O DIÁRIO DA MARGARIDA - O MEU PRIMEIRO ANO DE ESCOLA

Pobres daqueles que não sentem a alegria e o devaneio da partilha de momentos com as pequeninas coisas do quotidiano dos filhos.

É mais que evidente que, por vezes, o cansaço, as agruras das ondulações em que nos vemos forçados a viver, enfim, os picos mais ou menos longos e afiados que nos espetam o corpo enquanto seres culturais, é certo, diria que tudo isso acarreta impaciências e desejos de evasão e não é menos verdade que nem sempre somos capazes de evitar a derrota das desistências e das reacções indesejáveis. Muito prosaicamente, não pode deixar de ser considerada humana a vontade que alhures se acende de nos desligarmos dos nossos cuidados que, nessas ocasiões, inevitavelmente consideramos obrigações.

Contudo, se a nossa humilde humanidade nos dá um corpo para desfalecimentos, igualmente nos confere a habilidade da inteligência com que podemos reflectir e entender que os sinais de encantamento também se encontram à nossa volta e que a única coisa que se nos pede é apenas a disponibilidade para em eles atentarmos. E, amiúde, o espaço da nossa necessária individualidade resulta, tão só, da sabedoria de organizar o tempo de que possuímos o dom do domínio completo.

Pobres são aqueles que não se revivificam nos laços de um fim de tarde em torno da leitura de uma história ou até do mais elementar deleite em face de uma brincadeira dos petizes.


“-Oh pai, sabes o que é que nós fomos fazer ao parque novo, hoje? Adivinha lá. Fomos ver palhaços, fomos brincar ou fomos ver o batatoon?” –Perguntou-me a Matilde, depois de ter transmitido à irmã os cumprimentos que a sua ex-educadora lhe enviou.
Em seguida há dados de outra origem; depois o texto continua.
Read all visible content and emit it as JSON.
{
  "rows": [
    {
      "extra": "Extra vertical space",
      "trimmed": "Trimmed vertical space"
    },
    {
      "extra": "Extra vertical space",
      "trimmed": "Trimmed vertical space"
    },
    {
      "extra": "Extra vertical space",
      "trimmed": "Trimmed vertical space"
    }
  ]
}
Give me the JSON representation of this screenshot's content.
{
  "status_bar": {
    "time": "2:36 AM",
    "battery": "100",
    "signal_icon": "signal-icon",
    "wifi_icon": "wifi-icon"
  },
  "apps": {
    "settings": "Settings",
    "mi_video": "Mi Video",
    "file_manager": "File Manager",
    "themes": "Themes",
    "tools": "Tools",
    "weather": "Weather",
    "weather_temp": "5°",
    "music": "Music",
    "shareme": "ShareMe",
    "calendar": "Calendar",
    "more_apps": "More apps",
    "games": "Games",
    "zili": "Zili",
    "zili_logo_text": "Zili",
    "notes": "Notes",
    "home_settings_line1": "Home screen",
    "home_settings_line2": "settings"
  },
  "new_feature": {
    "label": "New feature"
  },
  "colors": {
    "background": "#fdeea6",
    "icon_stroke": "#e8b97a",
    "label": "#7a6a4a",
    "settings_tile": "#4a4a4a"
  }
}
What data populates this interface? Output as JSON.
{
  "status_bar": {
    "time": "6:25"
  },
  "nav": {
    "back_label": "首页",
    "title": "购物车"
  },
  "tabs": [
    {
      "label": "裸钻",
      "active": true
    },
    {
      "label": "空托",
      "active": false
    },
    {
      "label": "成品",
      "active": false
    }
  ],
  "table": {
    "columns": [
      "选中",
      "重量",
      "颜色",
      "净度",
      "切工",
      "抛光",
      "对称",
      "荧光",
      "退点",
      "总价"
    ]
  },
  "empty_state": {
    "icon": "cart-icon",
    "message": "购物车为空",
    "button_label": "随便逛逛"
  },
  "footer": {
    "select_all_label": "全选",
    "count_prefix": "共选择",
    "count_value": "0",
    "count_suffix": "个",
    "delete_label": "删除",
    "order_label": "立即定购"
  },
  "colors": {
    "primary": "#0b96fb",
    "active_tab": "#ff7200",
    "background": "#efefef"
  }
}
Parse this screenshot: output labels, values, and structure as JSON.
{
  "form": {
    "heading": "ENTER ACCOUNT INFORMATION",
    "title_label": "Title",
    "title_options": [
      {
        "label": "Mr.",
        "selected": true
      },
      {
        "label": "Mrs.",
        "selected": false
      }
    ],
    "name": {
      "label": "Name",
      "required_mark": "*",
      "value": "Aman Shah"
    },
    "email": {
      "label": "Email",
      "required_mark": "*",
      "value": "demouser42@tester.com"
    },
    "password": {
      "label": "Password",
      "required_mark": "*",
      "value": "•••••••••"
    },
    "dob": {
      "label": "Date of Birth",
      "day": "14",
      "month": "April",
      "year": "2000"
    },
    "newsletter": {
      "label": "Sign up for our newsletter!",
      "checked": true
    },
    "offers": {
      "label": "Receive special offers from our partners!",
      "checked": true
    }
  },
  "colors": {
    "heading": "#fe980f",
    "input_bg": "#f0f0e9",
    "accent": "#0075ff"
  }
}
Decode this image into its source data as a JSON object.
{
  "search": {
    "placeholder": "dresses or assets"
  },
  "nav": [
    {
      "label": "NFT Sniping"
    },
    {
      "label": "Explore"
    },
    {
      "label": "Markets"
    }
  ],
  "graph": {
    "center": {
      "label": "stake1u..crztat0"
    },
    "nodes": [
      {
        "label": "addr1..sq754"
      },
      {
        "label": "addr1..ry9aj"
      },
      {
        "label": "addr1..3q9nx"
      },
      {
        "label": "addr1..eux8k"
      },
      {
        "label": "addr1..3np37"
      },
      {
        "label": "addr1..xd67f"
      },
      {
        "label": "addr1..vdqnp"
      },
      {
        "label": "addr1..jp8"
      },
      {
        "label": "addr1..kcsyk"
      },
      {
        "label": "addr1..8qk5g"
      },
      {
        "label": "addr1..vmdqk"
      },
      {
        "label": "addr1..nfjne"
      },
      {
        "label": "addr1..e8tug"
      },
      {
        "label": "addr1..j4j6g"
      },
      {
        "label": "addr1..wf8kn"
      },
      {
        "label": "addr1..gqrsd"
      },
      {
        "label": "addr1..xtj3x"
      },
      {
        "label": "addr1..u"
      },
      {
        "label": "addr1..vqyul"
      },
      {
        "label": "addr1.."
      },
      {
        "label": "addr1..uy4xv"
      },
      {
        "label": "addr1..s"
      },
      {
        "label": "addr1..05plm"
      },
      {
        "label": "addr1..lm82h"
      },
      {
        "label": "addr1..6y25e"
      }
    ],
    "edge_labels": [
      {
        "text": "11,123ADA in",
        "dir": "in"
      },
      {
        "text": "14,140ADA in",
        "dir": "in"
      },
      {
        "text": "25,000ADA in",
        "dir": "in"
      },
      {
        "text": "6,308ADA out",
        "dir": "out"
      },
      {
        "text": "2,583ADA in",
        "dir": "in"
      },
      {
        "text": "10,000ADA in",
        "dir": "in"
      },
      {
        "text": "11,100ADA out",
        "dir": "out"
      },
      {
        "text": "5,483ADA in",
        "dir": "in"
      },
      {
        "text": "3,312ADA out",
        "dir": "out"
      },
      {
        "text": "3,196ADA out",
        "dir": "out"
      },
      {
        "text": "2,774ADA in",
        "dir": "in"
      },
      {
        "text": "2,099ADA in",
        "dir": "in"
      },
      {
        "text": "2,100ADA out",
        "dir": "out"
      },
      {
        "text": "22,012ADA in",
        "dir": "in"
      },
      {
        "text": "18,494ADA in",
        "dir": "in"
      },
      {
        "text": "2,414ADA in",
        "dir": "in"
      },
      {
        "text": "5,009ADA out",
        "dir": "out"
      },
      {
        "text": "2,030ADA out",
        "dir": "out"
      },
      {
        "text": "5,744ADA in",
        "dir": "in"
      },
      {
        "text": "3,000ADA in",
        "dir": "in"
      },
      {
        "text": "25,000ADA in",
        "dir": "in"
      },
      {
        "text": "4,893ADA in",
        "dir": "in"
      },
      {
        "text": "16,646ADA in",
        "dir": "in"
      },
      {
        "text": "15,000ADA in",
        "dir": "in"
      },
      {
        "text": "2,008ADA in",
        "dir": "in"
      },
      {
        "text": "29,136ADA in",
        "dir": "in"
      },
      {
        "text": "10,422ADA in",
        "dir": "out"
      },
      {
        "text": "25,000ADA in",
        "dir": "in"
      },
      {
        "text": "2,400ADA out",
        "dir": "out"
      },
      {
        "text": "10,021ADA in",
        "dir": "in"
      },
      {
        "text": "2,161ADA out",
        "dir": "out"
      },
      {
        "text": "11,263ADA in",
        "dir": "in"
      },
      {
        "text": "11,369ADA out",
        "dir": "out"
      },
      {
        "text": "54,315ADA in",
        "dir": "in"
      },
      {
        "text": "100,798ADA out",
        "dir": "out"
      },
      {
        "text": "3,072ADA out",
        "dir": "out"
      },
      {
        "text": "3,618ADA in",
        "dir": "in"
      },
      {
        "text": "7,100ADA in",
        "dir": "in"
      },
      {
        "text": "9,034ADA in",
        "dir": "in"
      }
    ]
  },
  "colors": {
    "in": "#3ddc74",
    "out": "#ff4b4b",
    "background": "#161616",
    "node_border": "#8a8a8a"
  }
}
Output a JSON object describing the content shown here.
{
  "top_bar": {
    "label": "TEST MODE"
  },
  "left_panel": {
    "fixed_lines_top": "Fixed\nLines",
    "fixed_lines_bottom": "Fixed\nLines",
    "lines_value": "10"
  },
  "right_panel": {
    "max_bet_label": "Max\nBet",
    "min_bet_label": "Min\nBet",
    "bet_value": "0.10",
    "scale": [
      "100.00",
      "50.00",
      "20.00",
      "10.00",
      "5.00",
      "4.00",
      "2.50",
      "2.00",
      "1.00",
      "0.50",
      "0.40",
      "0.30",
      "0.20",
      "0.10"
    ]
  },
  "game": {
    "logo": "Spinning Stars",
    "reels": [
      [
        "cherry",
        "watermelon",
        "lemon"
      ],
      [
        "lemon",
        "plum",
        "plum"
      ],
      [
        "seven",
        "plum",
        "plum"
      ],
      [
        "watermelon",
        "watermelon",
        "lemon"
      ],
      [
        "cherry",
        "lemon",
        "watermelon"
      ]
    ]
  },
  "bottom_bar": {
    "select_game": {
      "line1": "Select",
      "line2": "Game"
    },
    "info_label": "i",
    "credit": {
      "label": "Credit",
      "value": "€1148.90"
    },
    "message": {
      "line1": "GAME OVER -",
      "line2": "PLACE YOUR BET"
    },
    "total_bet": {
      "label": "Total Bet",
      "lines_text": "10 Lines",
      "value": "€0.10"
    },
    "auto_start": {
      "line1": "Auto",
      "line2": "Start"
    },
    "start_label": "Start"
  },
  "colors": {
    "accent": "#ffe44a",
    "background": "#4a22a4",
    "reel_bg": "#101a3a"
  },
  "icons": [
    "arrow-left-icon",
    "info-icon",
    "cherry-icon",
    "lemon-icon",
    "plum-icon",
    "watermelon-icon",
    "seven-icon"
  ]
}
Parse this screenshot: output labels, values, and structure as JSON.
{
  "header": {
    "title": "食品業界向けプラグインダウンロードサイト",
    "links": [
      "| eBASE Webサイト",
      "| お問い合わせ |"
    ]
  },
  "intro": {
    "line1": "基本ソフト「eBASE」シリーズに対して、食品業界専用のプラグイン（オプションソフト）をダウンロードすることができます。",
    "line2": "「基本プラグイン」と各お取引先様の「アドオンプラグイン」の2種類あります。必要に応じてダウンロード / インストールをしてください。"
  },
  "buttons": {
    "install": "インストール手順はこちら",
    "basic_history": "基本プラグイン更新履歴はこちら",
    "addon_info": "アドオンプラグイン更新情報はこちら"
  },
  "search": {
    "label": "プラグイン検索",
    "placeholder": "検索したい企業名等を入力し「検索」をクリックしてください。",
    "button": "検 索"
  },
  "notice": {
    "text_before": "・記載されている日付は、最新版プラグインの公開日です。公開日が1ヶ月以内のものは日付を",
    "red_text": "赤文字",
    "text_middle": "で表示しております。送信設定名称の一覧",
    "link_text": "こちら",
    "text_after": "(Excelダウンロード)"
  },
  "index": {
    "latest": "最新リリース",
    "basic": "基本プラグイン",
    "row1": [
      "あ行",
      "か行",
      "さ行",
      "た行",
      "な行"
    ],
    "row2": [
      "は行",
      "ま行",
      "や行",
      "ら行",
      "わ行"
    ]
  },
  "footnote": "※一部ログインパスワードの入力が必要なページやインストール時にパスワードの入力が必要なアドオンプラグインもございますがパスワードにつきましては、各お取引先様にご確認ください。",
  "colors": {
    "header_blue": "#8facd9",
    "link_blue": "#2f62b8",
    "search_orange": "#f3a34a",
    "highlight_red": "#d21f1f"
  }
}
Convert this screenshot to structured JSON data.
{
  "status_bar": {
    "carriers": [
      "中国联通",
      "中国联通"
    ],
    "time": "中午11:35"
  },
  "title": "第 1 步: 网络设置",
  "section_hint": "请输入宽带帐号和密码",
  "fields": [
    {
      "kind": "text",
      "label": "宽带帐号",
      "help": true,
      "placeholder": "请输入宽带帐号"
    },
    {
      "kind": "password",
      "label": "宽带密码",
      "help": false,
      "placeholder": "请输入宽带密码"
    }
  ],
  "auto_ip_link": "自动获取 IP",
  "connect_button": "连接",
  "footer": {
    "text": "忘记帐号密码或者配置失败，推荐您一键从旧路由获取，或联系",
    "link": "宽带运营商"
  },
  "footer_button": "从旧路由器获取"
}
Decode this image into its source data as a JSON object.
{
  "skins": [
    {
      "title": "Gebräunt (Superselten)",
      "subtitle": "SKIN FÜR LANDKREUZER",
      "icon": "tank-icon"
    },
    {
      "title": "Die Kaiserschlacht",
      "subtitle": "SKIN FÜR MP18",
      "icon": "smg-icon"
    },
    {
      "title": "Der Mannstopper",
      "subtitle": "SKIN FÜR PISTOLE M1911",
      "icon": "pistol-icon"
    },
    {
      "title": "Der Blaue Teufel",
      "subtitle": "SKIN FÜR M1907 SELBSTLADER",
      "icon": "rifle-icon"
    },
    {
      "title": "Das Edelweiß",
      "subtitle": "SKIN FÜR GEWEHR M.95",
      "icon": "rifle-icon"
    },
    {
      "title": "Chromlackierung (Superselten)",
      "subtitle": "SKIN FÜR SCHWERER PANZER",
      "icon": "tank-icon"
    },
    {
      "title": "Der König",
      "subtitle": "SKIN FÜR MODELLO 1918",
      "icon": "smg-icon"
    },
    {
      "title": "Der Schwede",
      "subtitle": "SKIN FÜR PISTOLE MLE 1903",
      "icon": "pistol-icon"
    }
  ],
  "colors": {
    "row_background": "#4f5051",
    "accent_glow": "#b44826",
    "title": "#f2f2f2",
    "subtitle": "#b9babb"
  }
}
Que mais felicidade pode um homem desejar do que ter dois doces corações como aqueles que eu tanto me esforço por merecer?



Hoje houve pintura e grafismos.

“-É um exercício que a Senhora Professora vos faz para treinarem a mão para fazerem o quê?”
“-Para escrever.” –Com aqueles olhinhos de uma dúvida resignada.

Mas também escreveram o número um e foram visitados por uma senhora -que a Margarida não foi capaz de explicar quem se trata- que lhes levou os livros de Religião e Moral Católicas que será ministrada no âmbito do horário curricular.

Bem, o livro custou trezentos e setenta escudos e já o paguei.